颜良在探得高顺准备渡河后,并未在温县死守,而是带着兵马趁高顺阵脚未稳之际,当先杀来,想要将渡河的将士给赶回水中。
八月的河水,水势正猛,哪怕孟津一带相对平缓,但若被赶入河中,生还几率也不是太大。
只是颜良挑选的两千精锐士兵,在河口处猛攻高顺当先登岸的千余士卒,原本在颜良看来这是必胜之战,但那千余士卒的悍勇却大出颜良意料,但见千余将士并未结阵防守,而是在高顺的指挥下结阵冲锋,不说多么悍勇,但一千人好似庞大的绞肉机一般,颜良亲自带领的两千精锐,竟被对方杀的溃不成军,颜良亲自断后,拼死力战,差点陷入阵中被生擒。

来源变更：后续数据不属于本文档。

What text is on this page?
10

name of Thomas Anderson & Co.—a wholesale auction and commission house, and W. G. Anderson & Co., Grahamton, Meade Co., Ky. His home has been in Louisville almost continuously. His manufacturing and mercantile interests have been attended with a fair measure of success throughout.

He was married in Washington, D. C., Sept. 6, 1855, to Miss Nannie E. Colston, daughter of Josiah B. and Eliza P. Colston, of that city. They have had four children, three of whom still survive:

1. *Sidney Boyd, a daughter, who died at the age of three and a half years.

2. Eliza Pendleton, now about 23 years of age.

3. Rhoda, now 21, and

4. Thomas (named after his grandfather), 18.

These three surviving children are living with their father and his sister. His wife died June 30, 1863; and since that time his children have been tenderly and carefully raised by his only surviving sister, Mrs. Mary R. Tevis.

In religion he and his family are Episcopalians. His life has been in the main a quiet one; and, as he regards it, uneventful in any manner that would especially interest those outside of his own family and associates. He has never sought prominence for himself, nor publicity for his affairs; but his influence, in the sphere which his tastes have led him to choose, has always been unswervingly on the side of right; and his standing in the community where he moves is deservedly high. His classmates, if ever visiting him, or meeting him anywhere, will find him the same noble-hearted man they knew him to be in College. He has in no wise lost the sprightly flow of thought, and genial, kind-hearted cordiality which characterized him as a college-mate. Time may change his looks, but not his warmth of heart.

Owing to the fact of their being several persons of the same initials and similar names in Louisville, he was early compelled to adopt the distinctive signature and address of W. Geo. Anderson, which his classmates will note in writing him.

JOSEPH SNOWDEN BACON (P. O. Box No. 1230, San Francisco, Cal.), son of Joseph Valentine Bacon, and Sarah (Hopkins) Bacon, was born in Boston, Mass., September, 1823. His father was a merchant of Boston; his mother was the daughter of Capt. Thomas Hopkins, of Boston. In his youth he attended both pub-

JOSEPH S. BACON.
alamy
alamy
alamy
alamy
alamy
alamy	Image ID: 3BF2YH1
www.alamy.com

两千精锐经此一战折损过半,颜良好不容易带着溃军杀出重围,一路逃往温县,却是再不敢出城迎战,眼看着高顺有条不紊的在温县城外立营,关中军缓缓渡河,再难出城迎敌,只能拒城死守,同时派人星夜赶往邺城求援,河内守军就算把各县县卫都算上,也不过两万,面对如此凶悍的关中军,颜良第一次对自己的能力产生怀疑。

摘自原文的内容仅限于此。